Dès lors, une fois consulté le dossier d'instruction, "le CDR envisagera, dans le délai très court qui lui est imparti, le bien-fondé d'une contestation civile de la procédure d'arbitrage", a indiqué mardi l'avocat à l'AFP.
"En effet, si l'information judiciaire révélait une fraude dans la constitution du tribunal arbitral et/ou dans la mise en oeuvre de la procédure d'arbitrage, le CDR (...) aurait le devoir de le remettre en cause par toutes les voies de droit utiles".
En droit commun, le délai de prescription est de cinq ans. Cela situerait donc la prescription au 7 juillet.
Faute de recours auprès de la cour d'appel de Paris avant cette date, justifié par de nouveaux éléments, le CDR n'aurait plus aucun moyen judiciaire de remettre l'arbitrage en cause.
Rendue en 2008 pour mettre fin aux contentieux sur la vente de l'équipementier sportif allemand Adidas, la sentence d'arbitrage avait attribué 403 millions d'euros à Bernard Tapie et aux liquidateurs de ses sociétés.
"instruction"
Cet arbitrage est aujourd'hui l'objet d'une instruction, qui a mené à la mise en examen, le 29 mai, de l'un des trois juges du tribunal arbitral, Pierre Estoup, pour "escroquerie en bande organisée".
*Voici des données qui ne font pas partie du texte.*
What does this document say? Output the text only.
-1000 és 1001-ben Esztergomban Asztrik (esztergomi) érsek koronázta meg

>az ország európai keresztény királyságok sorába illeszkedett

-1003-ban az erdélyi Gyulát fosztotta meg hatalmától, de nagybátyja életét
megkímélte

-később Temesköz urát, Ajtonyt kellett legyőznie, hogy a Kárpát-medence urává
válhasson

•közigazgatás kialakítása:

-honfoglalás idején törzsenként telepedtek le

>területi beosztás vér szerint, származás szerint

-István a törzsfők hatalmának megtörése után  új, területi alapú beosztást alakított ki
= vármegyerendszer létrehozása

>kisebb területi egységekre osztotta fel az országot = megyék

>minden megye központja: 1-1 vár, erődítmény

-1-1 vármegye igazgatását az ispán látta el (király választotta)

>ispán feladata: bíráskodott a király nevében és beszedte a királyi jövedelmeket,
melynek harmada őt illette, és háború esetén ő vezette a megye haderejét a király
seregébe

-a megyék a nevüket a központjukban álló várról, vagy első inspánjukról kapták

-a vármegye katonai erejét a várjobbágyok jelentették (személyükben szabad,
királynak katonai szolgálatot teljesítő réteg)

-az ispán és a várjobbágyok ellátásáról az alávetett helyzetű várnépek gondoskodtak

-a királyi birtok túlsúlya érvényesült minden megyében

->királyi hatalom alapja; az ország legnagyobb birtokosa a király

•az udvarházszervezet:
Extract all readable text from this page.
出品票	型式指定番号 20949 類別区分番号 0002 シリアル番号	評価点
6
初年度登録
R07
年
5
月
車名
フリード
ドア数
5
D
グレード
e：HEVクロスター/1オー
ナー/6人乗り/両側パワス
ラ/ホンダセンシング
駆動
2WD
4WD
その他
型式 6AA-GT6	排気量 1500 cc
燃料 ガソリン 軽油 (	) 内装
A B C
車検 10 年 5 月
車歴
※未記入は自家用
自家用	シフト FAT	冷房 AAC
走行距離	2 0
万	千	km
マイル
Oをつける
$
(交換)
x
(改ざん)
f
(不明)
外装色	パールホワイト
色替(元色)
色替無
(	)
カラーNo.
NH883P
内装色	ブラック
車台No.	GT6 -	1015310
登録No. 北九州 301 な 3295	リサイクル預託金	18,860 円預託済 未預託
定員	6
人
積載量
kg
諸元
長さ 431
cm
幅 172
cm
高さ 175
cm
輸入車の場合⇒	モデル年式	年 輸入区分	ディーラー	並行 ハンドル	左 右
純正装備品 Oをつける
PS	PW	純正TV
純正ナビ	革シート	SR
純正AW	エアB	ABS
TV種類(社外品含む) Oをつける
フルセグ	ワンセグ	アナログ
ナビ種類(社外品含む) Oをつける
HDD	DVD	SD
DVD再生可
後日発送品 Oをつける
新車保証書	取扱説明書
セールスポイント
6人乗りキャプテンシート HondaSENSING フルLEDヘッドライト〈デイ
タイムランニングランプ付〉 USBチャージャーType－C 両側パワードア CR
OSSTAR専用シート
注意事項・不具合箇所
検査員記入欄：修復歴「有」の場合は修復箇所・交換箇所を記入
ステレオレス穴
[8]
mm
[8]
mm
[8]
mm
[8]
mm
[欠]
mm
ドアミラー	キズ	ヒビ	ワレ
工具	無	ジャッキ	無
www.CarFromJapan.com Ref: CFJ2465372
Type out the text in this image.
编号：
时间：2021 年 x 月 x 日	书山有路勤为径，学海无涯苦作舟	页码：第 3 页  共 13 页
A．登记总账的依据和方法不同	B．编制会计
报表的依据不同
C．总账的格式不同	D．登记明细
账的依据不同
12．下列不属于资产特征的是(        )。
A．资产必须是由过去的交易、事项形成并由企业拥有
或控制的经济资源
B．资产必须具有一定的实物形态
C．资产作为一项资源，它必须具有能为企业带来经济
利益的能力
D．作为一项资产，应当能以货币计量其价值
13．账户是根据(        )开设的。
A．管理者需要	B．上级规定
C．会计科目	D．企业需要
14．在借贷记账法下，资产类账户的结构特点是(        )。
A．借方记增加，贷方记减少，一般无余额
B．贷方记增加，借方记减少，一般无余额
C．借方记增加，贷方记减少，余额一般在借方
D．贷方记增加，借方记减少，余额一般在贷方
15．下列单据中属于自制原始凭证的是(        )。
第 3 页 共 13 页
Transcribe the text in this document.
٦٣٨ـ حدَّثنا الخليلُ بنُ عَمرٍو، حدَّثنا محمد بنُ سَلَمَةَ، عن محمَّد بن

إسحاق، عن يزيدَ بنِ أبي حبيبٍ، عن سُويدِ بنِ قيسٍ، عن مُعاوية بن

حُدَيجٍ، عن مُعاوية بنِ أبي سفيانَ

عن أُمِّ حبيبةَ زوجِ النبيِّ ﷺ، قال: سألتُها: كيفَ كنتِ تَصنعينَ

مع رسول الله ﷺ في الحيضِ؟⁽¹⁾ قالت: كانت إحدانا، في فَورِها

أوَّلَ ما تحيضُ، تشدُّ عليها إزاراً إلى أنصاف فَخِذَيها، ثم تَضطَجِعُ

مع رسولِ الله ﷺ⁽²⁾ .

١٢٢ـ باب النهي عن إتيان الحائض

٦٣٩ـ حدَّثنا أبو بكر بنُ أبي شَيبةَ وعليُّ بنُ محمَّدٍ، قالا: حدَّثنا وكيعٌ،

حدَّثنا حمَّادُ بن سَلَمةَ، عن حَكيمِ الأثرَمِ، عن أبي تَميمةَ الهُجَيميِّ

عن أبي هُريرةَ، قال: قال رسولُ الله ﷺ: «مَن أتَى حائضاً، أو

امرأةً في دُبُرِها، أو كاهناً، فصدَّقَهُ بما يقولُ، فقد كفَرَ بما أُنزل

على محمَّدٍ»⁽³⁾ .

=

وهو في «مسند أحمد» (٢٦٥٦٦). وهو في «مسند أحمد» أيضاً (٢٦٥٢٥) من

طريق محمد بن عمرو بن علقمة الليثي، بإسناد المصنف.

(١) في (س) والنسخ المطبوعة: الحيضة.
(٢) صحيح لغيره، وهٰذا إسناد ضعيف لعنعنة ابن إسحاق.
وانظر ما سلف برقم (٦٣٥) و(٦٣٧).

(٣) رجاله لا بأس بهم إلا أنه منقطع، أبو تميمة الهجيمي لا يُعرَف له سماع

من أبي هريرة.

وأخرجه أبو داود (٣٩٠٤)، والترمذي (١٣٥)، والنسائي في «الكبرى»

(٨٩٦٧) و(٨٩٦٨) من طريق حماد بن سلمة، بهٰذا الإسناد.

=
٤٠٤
Les juges s'intéressent notamment aux liens entre Bernard Tapie, Pierre Estoup et l'avocat de l'homme d'affaires, Me Maurice Lantourne.
En attendant un éventuel recours en annulation, la température ne cesse de monter autour de l'affaire, alimentée par un flot de déclarations qui cherchent à exonérer ou au contraire à mettre en cause tel ou tel.
Mardi, le PDG d'Orange Stéphane Richard a affirmé à l'AFP qu'il n'y avait eu à l'époque "ni ordre, ni instruction, ni pression particulière" de l'Elysée sur la décision d'un recours à l'arbitrage.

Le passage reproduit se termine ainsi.